Gilbane Building Company and Albright-Knox celebrated the completion of a steel frame and upcoming renovations for the Albright-Knox Gallery (AKG) museum and its new Gundlach Building in Buffalo, New York.
Under the leadership of the museum’s construction management team, Gilbane Building Company, concrete pouring for the Gundlach Building floors will soon begin, followed by installation of the glass curtain wall beginning this fall.
“This is an exciting milestone in the building of the new Buffalo AKG Art Museum,” said John LaRow, vice president of Gilbane Building Company. “Through all of the challenges created by the COVID-19 pandemic, the Gilbane team, our subcontractor partners, and the trades workers have dedicated themselves to this project.”
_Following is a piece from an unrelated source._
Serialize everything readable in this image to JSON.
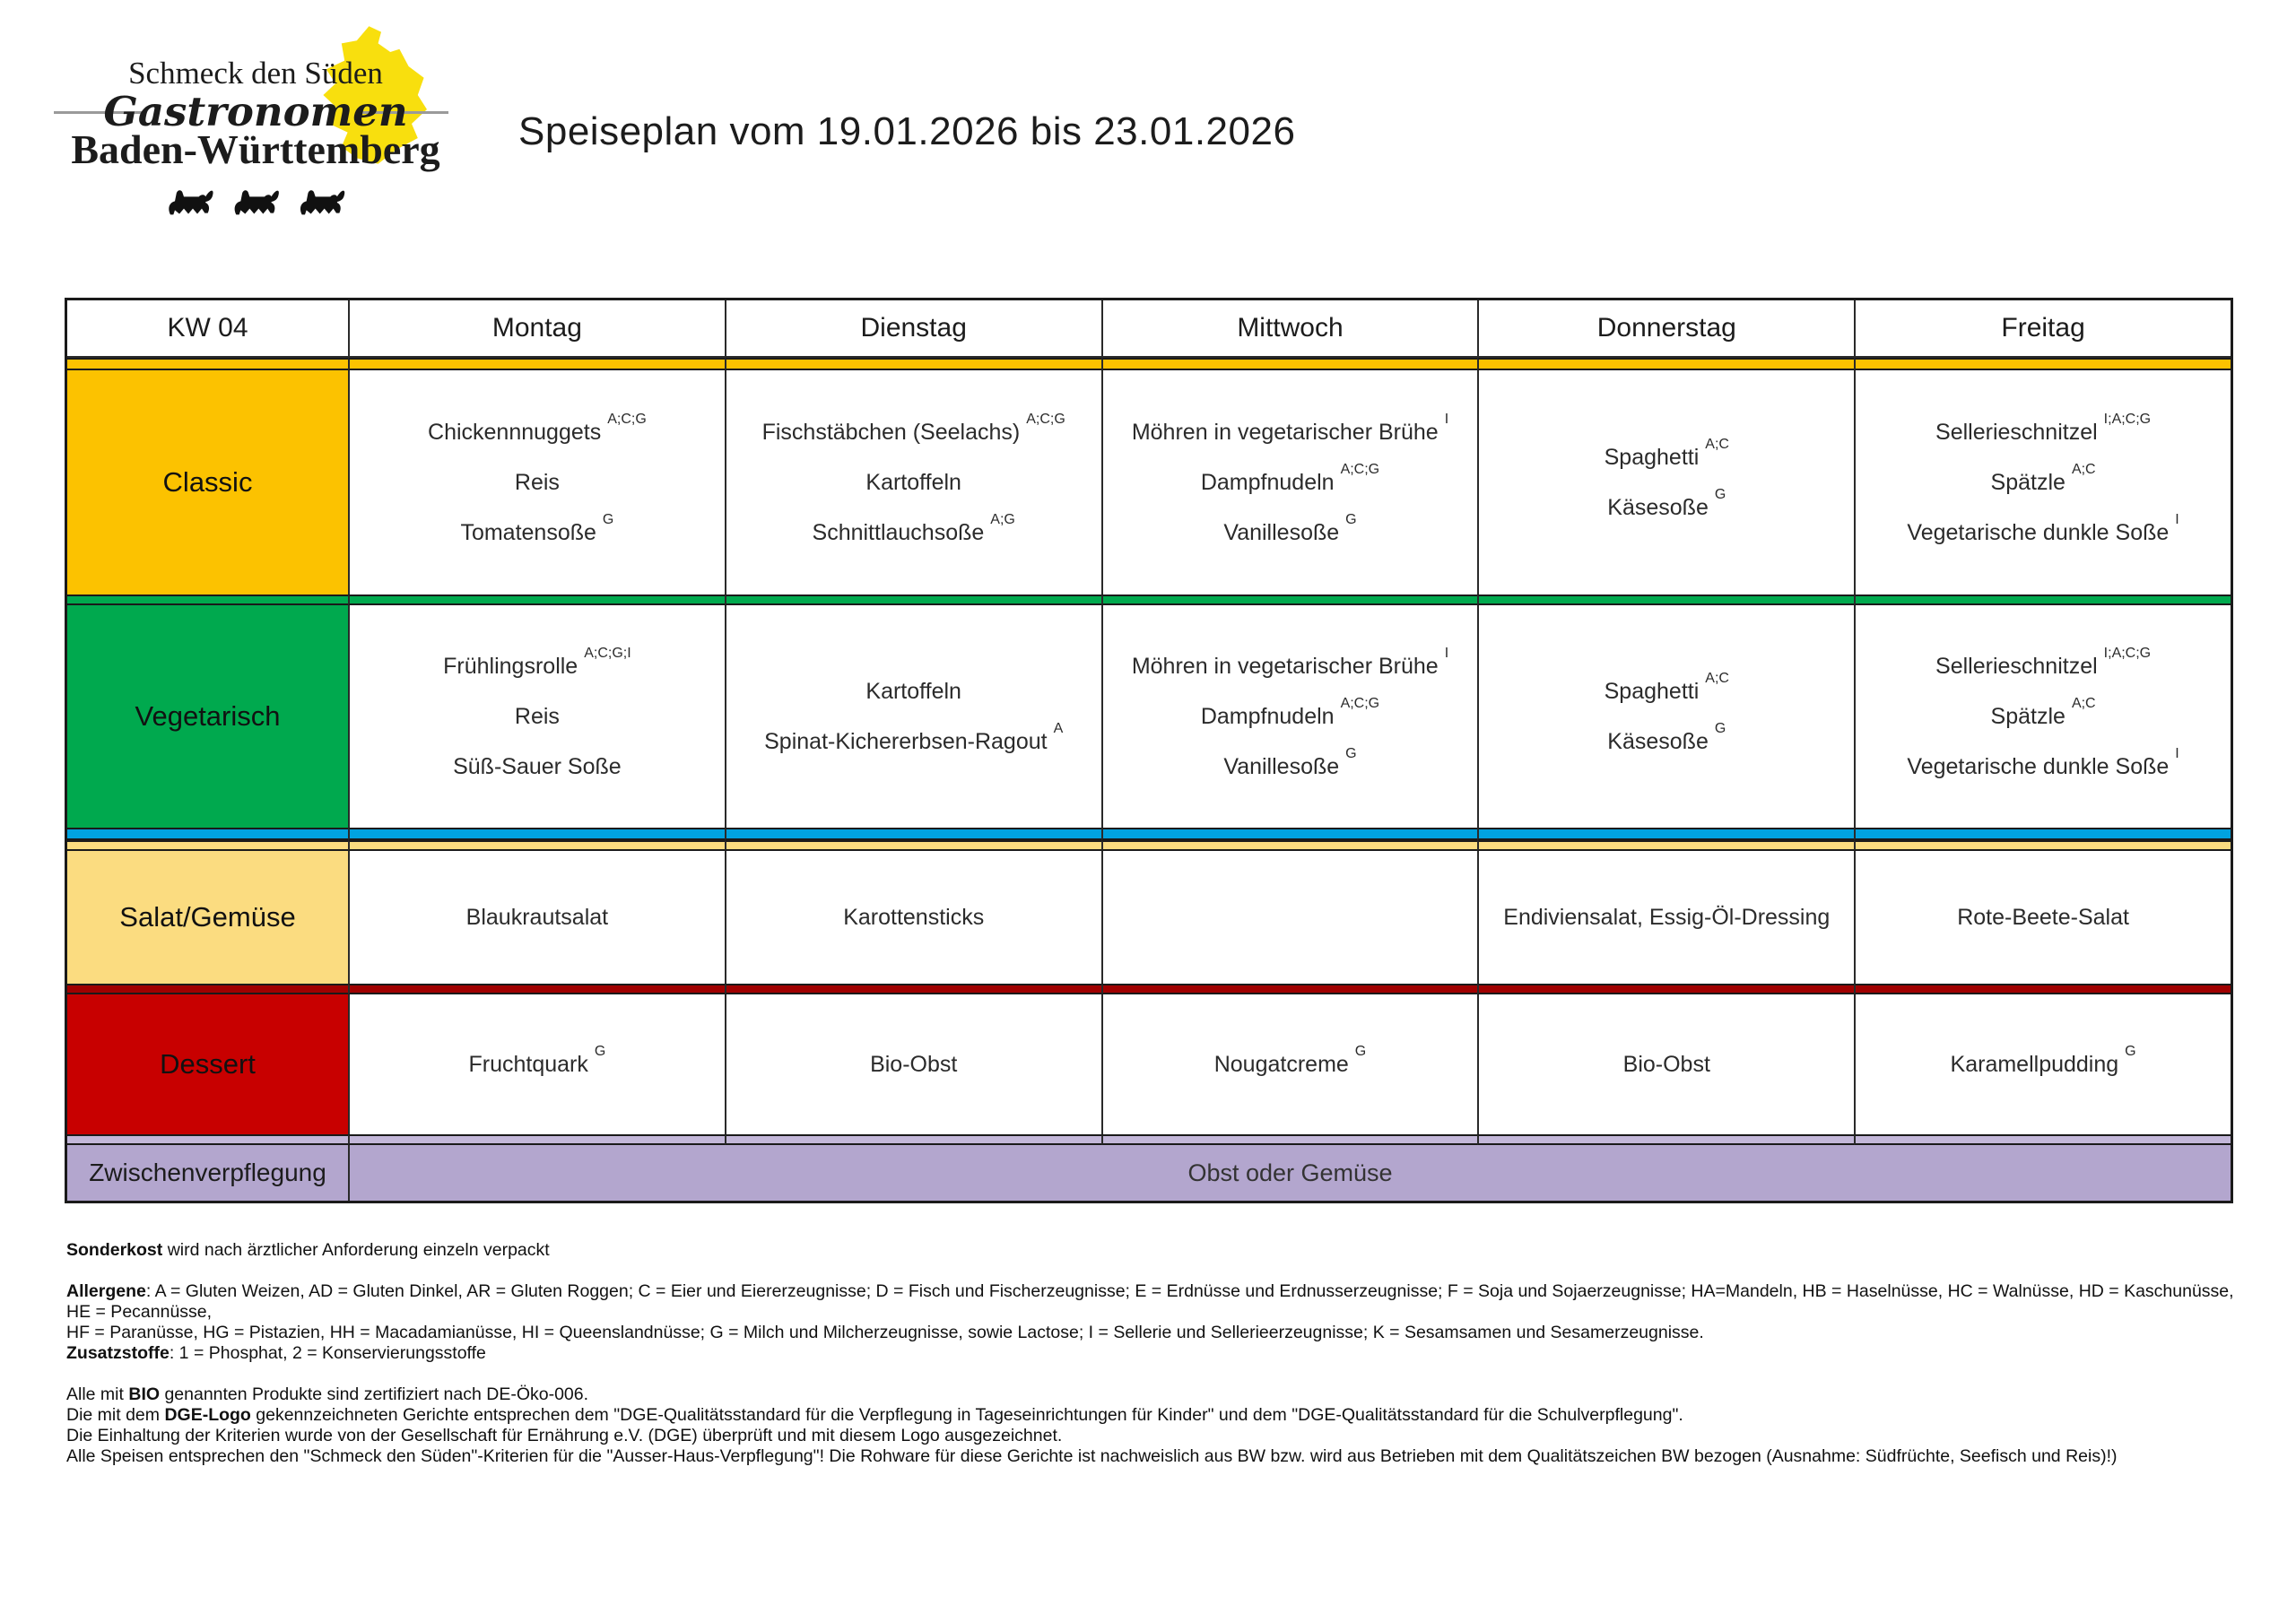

The construction team has also been working on the interior and exterior of the museum’s historic buildings, including extensive renovations in the 1962 building. In addition, the museum will improve its campus by:
- building an underground parking structure and transforming the former surface parking lot into a Great Lawn, a vibrant landscape and public gathering place to effectively repatriate nearly an 0.4 ha (1 acre) of green space;
- adding a new point of entry and exit on the east façade of the museum’s Seymour H. Knox Building to open a route through the museum from Elmwood Avenue to Olmsted’s Delaware Park;
- covering the Seymour H. Knox Building’s open-air sculpture garden to create an indoor town square, a new space for year-round civic engagement. (The covering is an artwork called Common Sky, designed by Olafur Eliasson and Sebastian Behmann of Studio Other Spaces);
- creating a new education wing in the lower level of the Seymour H. Knox Building with five state-of-the-art classrooms and more than 185.8 m2 (2,000 sf) of gallery space; and
- constructing a signature scenic bridge to connect the new Gundlach Building with the Wilmers Building.
The Albright-Knox Art Gallery is recognized as home to one of the world’s leading collections of modern and contemporary art. With more than 7000 works in its collection and a dynamic series of exhibitions and public programs, the Albright-Knox continues to grow and to fulfill its mission to acquire, exhibit, and preserve modern art.